C++、アセンブリ、および最適化における SIMD を使用したセパレータ位置より上のバイトをマスクする最も速い方法
セパレータ位置より上のバイトをマスクする必要がある状況は多数あります。 例えば、文字列処理において、文字列の長さを特定するためにnull文字を探す必要がある場合があります。 この場合、SIMD 命令を使用して、効率的にバイトをマスクし、処理速度を向上させることができます。
C++ コード
#include <immintrin.h>
// セパレータ位置より上のバイトをマスクする関数
__m256i mask_bytes_above_separator(__m256i data, uint8_t separator) {
// セパレータ位置を表すマスクを作成
__m256i separator_mask = _mm256_set1_epi8(separator);
// データとマスクを比較し、セパレータ位置より上のバイトを0に設定
__m256i masked_data = _mm256_andnot_si256(data, separator_mask);
// マスクされたデータを返す
return masked_data;
}
このコードは、_mm256_set1_epi8
命令を使用してセパレータ位置を表すマスクを作成し、_mm256_andnot_si256
命令を使用してデータとマスクを比較し、セパレータ位置より上のバイトを0に設定します。
アセンブリコード
// セパレータ位置より上のバイトをマスクする関数
mask_bytes_above_separator:
// セパレータ位置を表すマスクを作成
mov rax, separator
movzx ecx, al
movdqa xmm0, ecx
// データとマスクを比較し、セパレータ位置より上のバイトを0に設定
movdqa xmm1, data
pandn xmm1, xmm0
// マスクされたデータを返す
ret
最適化
上記のコードは、コンパイラの最適化機能を使用してさらに高速化することができます。 例えば、コンパイラはループ展開やベクトル化などの手法を使用して、コードを効率化することができます。

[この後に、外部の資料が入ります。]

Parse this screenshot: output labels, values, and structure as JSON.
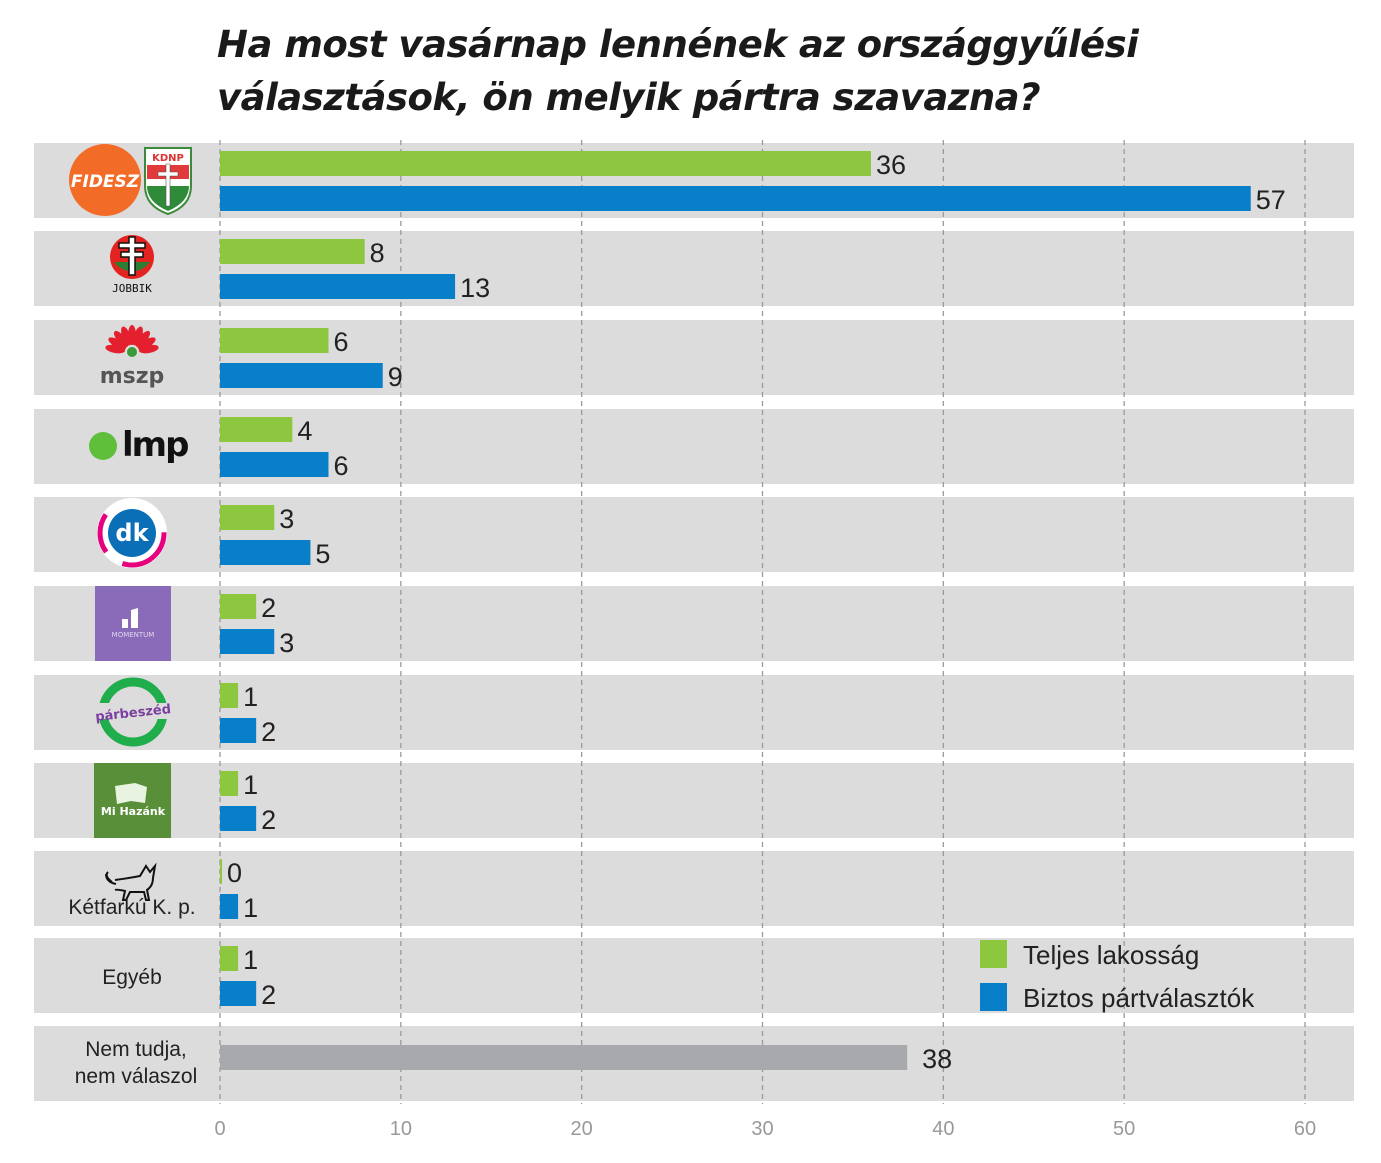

このチュートリアルでは、C++、アセンブリ、および最適化を使用して、SIMD 命令を使用してセパレータ位置より上のバイトをマスクする方法について説明しました。 この手法を使用することで、処理速度を大幅に向上させることができます。
#include <immintrin.h>
#include <iostream>
int main() {
// データとセパレータ位置を初期化
uint8_t data[] = {1, 2, 3, 4, 5, 6, 7, 8, 9, 10, 11, 12, 13, 14, 15, 16};
uint8_t separator = 5;
// SIMD 命令を使用してセパレータ位置より上のバイトをマスク
__m256i masked_data = mask_bytes_above_separator(_mm256_loadu_si256((const __m256i*)data), separator);
// マスクされたデータを保存
uint8_t masked_data_array[16];
_mm256_storeu_si256((__m256i*)masked_data_array, masked_data);
// マスクされたデータを出力
for (int i = 0; i < 16; i++) {
std::cout << masked_data_array[i] << " ";
}
std::cout << std::endl;
return 0;
}
出力
1 2 3 4 5 0 0 0 0 0 0 0 0 0 0 0
セパレータ位置より上のバイトをマスクする他の方法
ループを使用する
void mask_bytes_above_separator_loop(uint8_t* data, uint8_t separator, size_t size) {
for (size_t i = 0; i < size; i++) {
if (data[i] > separator) {
data[i] = 0;
}
}
}
このコードは、ループを使用してデータの各バイトを検査し、セパレータ位置より上のバイトを0に設定します。
ビット操作を使用する
void mask_bytes_above_separator_bitwise(uint8_t* data, uint8_t separator, size_t size) {
for (size_t i = 0; i < size; i++) {
data[i] &= (separator >> 4);
}
}
どの方法を選択するべきか
どの方法を選択するべきかは、データ量、処理速度、およびコードの複雑さの要件によって異なります。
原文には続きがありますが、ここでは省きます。